Both Wagner Farm and the Table of Hope have struggled as a result of the USDA cuts, only just beginning to recover from the blow of the COVID-19 pandemic, when $26 million worth of funding for local food programs was cancelled in March of this year.
While Table of Hope is a private organization, it does rely on food donated to them by local pantries, the majority of which rely on federal funding. With their supply being diminished so substantially in the past few months, the Morris County-based operation says, it will become increasingly difficult to keep up with the town’s demands.
Following its trips to Wagner Farm and Table of Hope, IMPACT Youth Club visited the Jersey City office of Senator Andy Kim on August 5, meeting with a representative to discuss the future of volunteering in the country as well as what is being done to support the state’s food programs.
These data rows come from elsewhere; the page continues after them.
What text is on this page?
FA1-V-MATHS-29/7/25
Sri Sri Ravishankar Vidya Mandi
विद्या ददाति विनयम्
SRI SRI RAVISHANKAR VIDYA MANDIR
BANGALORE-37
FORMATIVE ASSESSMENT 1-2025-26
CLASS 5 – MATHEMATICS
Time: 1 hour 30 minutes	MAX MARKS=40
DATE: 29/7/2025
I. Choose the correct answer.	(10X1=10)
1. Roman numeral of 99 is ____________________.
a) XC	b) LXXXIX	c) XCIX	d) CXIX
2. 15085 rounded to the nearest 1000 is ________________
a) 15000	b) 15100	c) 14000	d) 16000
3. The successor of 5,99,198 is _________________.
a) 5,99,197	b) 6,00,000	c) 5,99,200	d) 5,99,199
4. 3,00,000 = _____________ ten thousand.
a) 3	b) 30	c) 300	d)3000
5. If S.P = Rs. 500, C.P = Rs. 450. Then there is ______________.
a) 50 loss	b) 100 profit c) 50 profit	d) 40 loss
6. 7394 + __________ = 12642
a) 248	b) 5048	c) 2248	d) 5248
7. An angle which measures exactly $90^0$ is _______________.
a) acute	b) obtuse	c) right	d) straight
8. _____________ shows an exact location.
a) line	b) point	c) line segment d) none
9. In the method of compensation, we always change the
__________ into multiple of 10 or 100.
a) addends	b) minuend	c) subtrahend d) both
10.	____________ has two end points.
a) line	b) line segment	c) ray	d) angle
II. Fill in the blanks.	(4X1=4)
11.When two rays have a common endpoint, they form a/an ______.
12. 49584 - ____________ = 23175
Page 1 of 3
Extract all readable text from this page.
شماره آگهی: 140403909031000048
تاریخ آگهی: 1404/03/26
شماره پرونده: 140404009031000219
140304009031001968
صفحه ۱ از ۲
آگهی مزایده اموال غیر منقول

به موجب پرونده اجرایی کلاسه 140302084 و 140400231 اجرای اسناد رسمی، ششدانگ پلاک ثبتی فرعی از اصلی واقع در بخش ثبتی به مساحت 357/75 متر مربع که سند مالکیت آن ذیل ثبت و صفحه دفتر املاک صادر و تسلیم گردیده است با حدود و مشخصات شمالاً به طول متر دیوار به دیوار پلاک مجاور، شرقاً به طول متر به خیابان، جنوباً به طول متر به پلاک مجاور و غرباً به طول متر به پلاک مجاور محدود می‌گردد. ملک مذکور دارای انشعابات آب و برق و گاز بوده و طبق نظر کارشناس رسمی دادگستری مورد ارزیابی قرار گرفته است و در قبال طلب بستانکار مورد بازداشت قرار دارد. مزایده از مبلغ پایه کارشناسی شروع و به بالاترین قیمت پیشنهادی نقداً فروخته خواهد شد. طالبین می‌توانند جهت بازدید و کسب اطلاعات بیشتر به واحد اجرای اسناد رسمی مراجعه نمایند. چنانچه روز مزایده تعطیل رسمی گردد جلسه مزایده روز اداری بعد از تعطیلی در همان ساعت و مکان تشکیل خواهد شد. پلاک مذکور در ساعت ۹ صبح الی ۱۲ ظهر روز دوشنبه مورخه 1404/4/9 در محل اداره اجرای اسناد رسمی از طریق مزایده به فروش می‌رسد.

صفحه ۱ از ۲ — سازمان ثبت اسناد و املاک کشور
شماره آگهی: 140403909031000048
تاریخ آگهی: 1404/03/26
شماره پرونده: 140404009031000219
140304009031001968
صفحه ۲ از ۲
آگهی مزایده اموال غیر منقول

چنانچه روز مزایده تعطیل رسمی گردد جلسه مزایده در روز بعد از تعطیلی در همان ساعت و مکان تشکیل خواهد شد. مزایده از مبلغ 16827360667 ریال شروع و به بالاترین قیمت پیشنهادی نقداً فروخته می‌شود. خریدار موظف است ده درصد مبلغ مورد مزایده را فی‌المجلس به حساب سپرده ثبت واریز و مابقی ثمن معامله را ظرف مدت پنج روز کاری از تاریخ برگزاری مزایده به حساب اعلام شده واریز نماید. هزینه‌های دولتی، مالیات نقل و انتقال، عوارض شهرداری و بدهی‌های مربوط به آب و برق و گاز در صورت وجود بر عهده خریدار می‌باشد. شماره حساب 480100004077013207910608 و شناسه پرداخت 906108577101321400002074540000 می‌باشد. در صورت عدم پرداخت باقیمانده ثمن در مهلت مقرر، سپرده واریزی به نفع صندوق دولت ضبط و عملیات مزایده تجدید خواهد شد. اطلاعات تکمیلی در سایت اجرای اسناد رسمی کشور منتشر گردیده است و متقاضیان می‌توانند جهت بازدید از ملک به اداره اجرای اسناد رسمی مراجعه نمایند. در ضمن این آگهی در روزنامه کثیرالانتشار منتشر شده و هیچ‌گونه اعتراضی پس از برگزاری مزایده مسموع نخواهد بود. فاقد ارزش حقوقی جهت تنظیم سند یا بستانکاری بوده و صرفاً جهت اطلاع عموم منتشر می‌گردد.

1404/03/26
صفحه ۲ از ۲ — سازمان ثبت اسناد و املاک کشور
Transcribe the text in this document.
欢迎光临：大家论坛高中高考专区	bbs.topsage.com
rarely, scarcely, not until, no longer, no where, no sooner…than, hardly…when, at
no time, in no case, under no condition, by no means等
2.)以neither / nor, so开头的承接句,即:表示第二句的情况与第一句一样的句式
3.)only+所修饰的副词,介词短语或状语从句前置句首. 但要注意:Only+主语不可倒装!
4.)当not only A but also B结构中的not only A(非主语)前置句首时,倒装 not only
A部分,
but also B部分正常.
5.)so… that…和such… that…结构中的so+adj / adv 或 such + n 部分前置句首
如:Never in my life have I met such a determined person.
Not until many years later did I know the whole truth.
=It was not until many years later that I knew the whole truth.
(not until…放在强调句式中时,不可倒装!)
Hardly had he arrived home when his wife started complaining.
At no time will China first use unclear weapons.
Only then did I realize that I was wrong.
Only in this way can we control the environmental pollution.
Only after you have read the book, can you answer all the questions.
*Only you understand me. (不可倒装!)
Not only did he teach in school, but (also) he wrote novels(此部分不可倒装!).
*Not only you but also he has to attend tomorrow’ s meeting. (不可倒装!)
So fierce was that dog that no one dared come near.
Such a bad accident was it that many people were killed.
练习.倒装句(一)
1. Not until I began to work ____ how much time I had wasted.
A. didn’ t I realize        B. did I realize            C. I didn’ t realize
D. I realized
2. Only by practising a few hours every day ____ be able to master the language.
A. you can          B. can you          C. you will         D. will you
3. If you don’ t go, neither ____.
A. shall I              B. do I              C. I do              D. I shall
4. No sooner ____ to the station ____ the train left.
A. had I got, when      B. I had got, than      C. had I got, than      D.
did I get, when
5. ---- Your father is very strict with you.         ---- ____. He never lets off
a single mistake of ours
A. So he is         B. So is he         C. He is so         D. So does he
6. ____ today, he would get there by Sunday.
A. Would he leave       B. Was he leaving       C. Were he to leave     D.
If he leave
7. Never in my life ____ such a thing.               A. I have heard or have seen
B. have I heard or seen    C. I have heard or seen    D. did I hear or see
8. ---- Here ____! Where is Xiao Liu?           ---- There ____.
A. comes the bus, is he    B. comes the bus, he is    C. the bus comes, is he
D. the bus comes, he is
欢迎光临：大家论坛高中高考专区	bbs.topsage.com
Inspired by the senator’s engagement with food aid facilities and their own volunteer experiences, IYC members decided to share their recent observations and concerns with his office.
The club also drew particular attention to the temporary discontinuation of the Presidential Volunteer Service Award, or PVSA, due to similar cuts to AmeriCorps. It hopes to bring the honor back as soon as possible due to its crucial role in recruiting, recognizing, and awarding significant efforts of community service throughout the nation.
There is still plenty of work to be done in terms of aiding and supporting food programs, and local organizations such as IMPACT Youth Club are determined to continue their services wherever possible, and advocate for the importance and impact of volunteering in the country.